The function takes as data input:

- **monthly_data**: a (list of) xarray.DataArray, each one representing the monthly time series of a model.
- **annual_data**: a (list of) xarray.DataArray, each one representing the annual time series of a model.
- **ref_monthly_data**: a xarray.DataArray representing the monthly time series of the reference dataset.
- **ref_annual_data**: a xarray.DataArray representing the annual time series of the reference dataset.
- **std_monthly_data**: a xarray.DataArray representing the monthly values of the standard deviation of the reference dataset.
- **std_annual_data**: a xarray.DataArray representing the annual values of the standard deviation of the reference dataset.

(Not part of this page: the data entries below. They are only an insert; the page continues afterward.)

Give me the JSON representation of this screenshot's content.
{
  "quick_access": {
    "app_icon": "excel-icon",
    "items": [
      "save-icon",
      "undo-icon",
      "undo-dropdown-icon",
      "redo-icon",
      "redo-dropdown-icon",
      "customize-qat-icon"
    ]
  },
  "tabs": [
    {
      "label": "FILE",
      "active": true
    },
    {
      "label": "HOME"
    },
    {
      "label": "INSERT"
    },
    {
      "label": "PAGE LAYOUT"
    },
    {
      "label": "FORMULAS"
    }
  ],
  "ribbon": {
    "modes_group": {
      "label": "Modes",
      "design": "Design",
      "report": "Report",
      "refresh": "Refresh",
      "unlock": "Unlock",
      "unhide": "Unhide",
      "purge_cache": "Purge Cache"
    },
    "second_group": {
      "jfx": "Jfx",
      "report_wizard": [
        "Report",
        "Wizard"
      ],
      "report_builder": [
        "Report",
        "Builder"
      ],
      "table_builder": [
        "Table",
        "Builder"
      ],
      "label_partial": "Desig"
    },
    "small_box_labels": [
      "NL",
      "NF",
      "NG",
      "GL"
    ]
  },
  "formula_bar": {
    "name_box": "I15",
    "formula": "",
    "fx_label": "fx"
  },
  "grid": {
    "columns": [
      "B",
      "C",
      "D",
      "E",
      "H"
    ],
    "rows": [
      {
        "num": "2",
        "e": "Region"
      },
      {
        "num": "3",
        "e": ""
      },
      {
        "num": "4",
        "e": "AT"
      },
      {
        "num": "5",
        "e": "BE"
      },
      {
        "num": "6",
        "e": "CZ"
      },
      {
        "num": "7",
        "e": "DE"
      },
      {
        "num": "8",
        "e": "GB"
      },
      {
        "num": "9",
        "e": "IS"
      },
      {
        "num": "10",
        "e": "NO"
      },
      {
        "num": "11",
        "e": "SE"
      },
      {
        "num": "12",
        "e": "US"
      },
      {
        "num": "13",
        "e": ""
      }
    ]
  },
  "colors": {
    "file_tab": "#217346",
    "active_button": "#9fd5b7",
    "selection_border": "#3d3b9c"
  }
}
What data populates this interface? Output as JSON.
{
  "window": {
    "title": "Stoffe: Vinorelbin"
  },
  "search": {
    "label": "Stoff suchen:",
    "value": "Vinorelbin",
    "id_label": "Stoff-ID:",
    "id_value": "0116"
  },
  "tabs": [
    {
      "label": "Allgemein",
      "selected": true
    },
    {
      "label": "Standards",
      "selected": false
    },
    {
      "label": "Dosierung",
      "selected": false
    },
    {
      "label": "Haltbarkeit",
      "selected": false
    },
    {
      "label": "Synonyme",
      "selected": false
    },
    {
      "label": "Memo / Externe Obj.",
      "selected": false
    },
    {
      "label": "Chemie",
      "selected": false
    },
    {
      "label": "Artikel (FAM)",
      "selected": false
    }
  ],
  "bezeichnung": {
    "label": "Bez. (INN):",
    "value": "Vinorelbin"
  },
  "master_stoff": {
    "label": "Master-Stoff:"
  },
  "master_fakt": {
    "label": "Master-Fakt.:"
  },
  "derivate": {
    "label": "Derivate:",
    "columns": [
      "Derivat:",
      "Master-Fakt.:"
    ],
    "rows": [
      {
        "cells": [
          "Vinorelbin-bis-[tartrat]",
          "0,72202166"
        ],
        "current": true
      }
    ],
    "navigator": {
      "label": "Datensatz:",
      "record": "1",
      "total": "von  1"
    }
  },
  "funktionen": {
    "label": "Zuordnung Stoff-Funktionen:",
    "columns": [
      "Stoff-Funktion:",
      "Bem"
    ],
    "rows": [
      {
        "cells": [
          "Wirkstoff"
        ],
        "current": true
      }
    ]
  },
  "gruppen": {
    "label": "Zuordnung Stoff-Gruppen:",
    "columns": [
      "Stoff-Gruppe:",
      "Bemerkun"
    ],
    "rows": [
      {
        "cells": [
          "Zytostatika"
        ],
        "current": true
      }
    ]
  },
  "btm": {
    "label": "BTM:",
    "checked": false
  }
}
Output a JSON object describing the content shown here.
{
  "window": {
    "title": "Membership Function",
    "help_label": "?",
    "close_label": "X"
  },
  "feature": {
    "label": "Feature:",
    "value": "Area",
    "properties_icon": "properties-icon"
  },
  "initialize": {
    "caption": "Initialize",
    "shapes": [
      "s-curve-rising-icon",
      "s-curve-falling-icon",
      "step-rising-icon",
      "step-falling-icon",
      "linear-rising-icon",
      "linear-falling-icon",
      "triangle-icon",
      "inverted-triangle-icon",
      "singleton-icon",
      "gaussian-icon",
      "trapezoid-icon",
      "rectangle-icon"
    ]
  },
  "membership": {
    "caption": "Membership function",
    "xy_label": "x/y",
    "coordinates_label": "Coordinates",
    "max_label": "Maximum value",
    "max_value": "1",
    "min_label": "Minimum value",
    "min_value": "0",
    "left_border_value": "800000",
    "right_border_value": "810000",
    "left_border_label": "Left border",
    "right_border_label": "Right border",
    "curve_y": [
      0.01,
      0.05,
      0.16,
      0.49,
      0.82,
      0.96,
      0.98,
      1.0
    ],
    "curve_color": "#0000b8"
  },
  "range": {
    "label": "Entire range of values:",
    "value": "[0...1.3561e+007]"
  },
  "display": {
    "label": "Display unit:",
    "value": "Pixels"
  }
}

The function will automatically plot what is available, so it is possible to plot only monthly or only yearly time series, with or without a reference dataset.

.. figure:: figures/timeseries_example_plot.png
    :align: center
    :width: 100%

    Example of a ``plot_timeseries()`` output done with the :ref:`timeseries`.
    The plot shows the global mean 2 meters temperature time series for the IFS-NEMO scenario and the ERA5 reference dataset.

Seasonal cycle
^^^^^^^^^^^^^^

A function called ``plot_seasonalcycle()`` is provided with many options to customize the plot.

The function takes as data input:

- **data**: a xarray.DataArray representing the seasonal cycle of a variable.
- **ref_data**: a xarray.DataArray representing the seasonal cycle of the reference dataset.
- **std_data**: a xarray.DataArray representing the standard deviation of the seasonal cycle of the reference dataset.

The function will automatically plot what is available, so it is possible to plot only the seasonal cycle, with or without a reference dataset.

.. figure:: figures/seasonalcycle_example_plot.png
    :align: center
    :width: 100%

    Example of a ``plot_seasonalcycle()`` output done with the :ref:`timeseries`.
    The plot shows the seasonal cycle of the 2 meters temperature for the IFS-NEMO scenario and the ERA5 reference dataset.

Multiple maps
^^^^^^^^^^^^^

A function called ``plot_maps()`` is provided with many options to customize the plot.
The function takes as input a list of xarray.DataArray, each one representing a map.
It is built to plot multiple maps in a single figure, with a shared colorbar.
This can be userdefined or evaluated automatically.
Figsize can be adapted and the number of plots and their position is automatically evaluated.

.. figure:: figures/maps_example.png
    :align: center
    :width: 100%

    Example of a ``plot_maps()`` output.